Edgar Kail

Personal information
- Full name: Edgar Isaac Lewis Kail
- Date of birth: 26 November 1900
- Place of birth: London, England
- Date of death: 17 January 1976 (aged 75)
- Place of death: Skelmorlie, Scotland
- Position: Inside right

Senior career*
- Years: Team / Apps / (Gls)
- 1915–1933: Dulwich Hamlet /  / (427)

International career
- 1920-1933: England Amateurs / 30 / (12)
- 1929: England / 3 / (2)

= Edgar Kail =

English footballer

Edgar Isaac Lewis Kail (26 November 1900 – 17 January 1976) was an English footballer who played for Dulwich Hamlet and the England national team, as an inside forward. He was the last non-league player to play for the full England team.

==Early life==
Edgar Kail was born in Camberwell, London on 26 November 1900 to James Walker Issac Kail, a post office sorter and Rosa Mary Kail (née Yells). At the time of his birth, the family lived at 11 Thompson Road and Edgar was the youngest of three sons. By 1911, the Kails had moved round the corner 80a Landcroft Road, Dulwich during which time Rosa had given birth to three more sons and a daughter.

==Club career==

===Dulwich Hamlet===
After representing various South London schools, Kail signed for Dulwich Hamlet in 1915 aged 15 years. Kail was a committed amateur at Dulwich Hamlet, turning down moves to professional clubs to stay at the club. With Dulwich he won the FA Amateur Cup in 1920 and 1932. He played for the "Amateurs" in the 1929 FA Charity Shield.

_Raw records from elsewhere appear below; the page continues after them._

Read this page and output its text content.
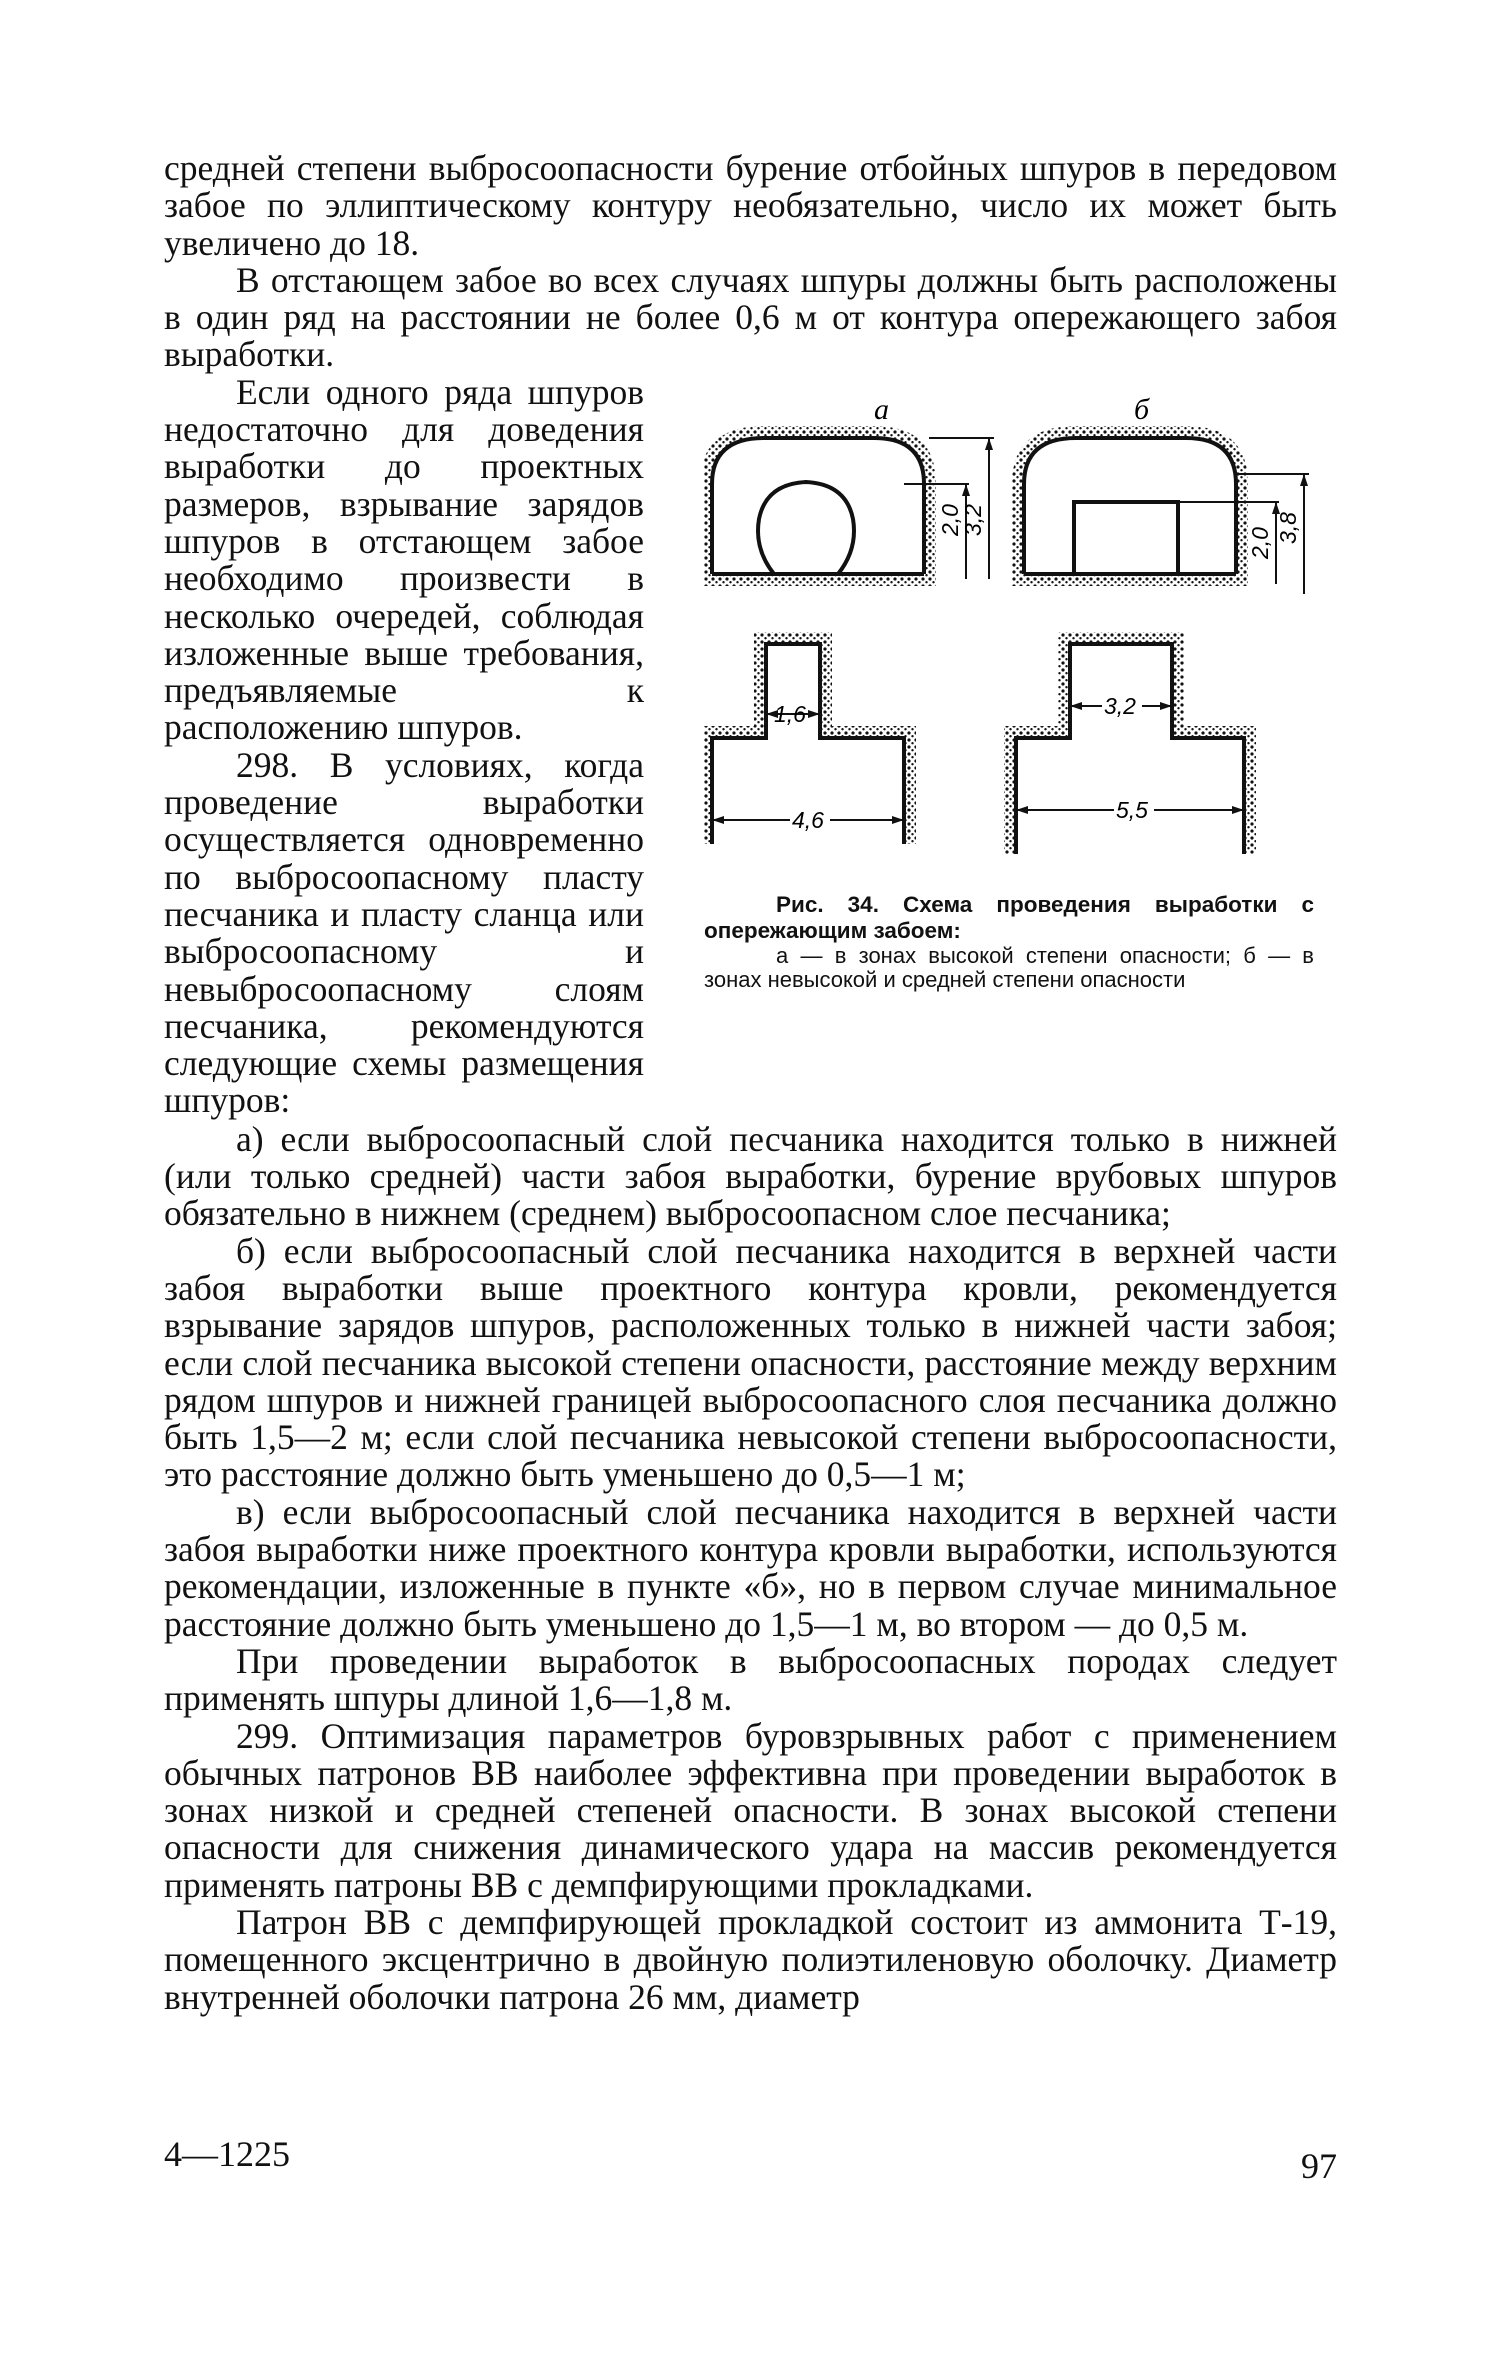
средней степени выбросоопасности бурение отбойных шпуров в передовом забое по эллиптическому контуру необязательно, число их может быть увеличено до 18.

В отстающем забое во всех случаях шпуры должны быть расположены в один ряд на расстоянии не более 0,6 м от контура опережающего забоя выработки.

Если одного ряда шпуров недостаточно для доведения выработки до проектных размеров, взрывание зарядов шпуров в отстающем забое необходимо произвести в несколько очередей, соблюдая изложенные выше требования, предъявляемые к расположению шпуров.

298. В условиях, когда проведение выработки осуществляется одновременно по выбросоопасному пласту песчаника и пласту сланца или выбросоопасному и невыбросоопасному слоям песчаника, рекомендуются следующие схемы размещения шпуров:

а	б
2,0
3,2
2,0 3,8
1,6
4,6
3,2
5,5

Рис. 34. Схема проведения выработки с опережающим забоем:

а — в зонах высокой степени опасности; б — в зонах невысокой и средней степени опасности

а) если выбросоопасный слой песчаника находится только в нижней (или только средней) части забоя выработки, бурение врубовых шпуров обязательно в нижнем (среднем) выбросоопасном слое песчаника;

б) если выбросоопасный слой песчаника находится в верхней части забоя выработки выше проектного контура кровли, рекомендуется взрывание зарядов шпуров, расположенных только в нижней части забоя; если слой песчаника высокой степени опасности, расстояние между верхним рядом шпуров и нижней границей выбросоопасного слоя песчаника должно быть 1,5—2 м; если слой песчаника невысокой степени выбросоопасности, это расстояние должно быть уменьшено до 0,5—1 м;

в) если выбросоопасный слой песчаника находится в верхней части забоя выработки ниже проектного контура кровли выработки, используются рекомендации, изложенные в пункте «б», но в первом случае минимальное расстояние должно быть уменьшено до 1,5—1 м, во втором — до 0,5 м.

При проведении выработок в выбросоопасных породах следует применять шпуры длиной 1,6—1,8 м.

299. Оптимизация параметров буровзрывных работ с применением обычных патронов ВВ наиболее эффективна при проведении выработок в зонах низкой и средней степеней опасности. В зонах высокой степени опасности для снижения динамического удара на массив рекомендуется применять патроны ВВ с демпфирующими прокладками.

Патрон ВВ с демпфирующей прокладкой состоит из аммонита Т-19, помещенного эксцентрично в двойную полиэтиленовую оболочку. Диаметр внутренней оболочки патрона 26 мм, диаметр

4—1225	97
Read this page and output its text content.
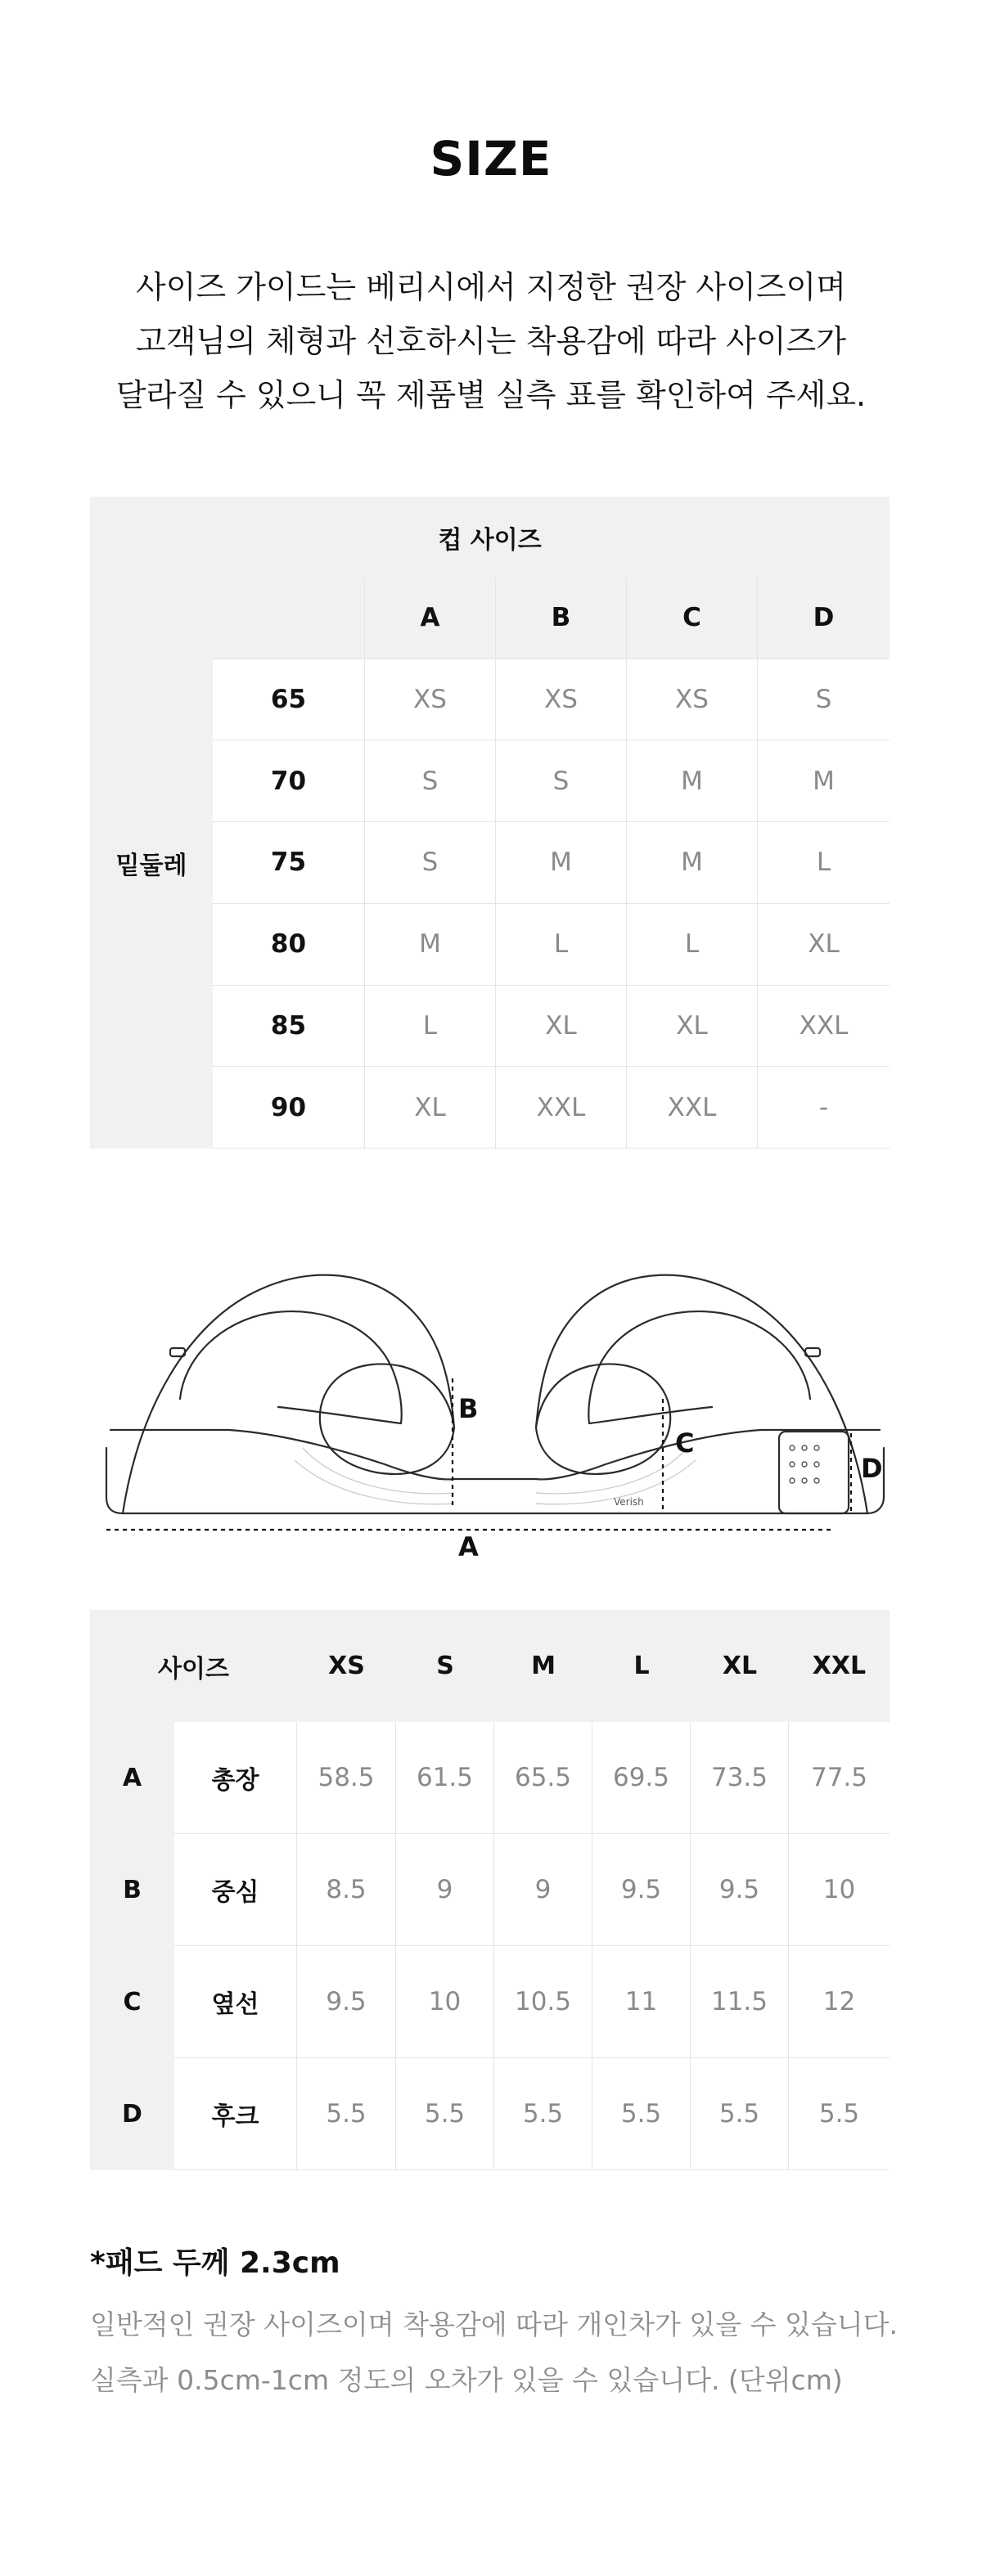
SIZE
사이즈 가이드는 베리시에서 지정한 권장 사이즈이며
고객님의 체형과 선호하시는 착용감에 따라 사이즈가
달라질 수 있으니 꼭 제품별 실측 표를 확인하여 주세요.
컵 사이즈
밑둘레
A	B	C	D
65	XS	XS	XS	S
70	S	S	M	M
75	S	M	M	L
80	M	L	L	XL
85	L	XL	XL	XXL
90	XL	XXL	XXL	-
Verish
B
C
D
A
사이즈	XS	S	M	L	XL	XXL
A	총장	58.5	61.5	65.5	69.5	73.5	77.5
B	중심	8.5	9	9	9.5	9.5	10
C	옆선	9.5	10	10.5	11	11.5	12
D	후크	5.5	5.5	5.5	5.5	5.5	5.5
*패드 두께 2.3cm
일반적인 권장 사이즈이며 착용감에 따라 개인차가 있을 수 있습니다.
실측과 0.5cm-1cm 정도의 오차가 있을 수 있습니다. (단위cm)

===Links with other clubs===
Kail played a charity match for Queen's Park against Rangers in May 1932. He also signed amateur forms for Chelsea in March 1930 but did not make any league appearances.

==International career==
Kail had a short international career, only six days long, gaining three caps on England's brief continental tour of 1929 against Spain, Belgium and France. He scored two goals on his debut against France.

During the match against Spain, he became the last non-league player to play for the full England team, although not the last amateur – Bernard Joy of Casuals and Arsenal played for England in 1936.

==Personal life==
Kail married Irene Margaret Ramsey, daughter of Dulwich Hamlet groundsman, Dalhousie Ramsey in Camberwell in February 1926.

He died in Skelmorlie, Ayrshire in 1976 from a stroke.

==Legacy==
In the 1990s the approach to Dulwich's ground, Champion Hill, was renamed Edgar Kail Way in his honour.

In 2003, a blue plaque dedicated to Kail was unveiled by Southwark Council at the site of Champion Hill.

Edgar Kail remains a cult figure amongst Dulwich Hamlet FC fans, with his name still sung at games each week.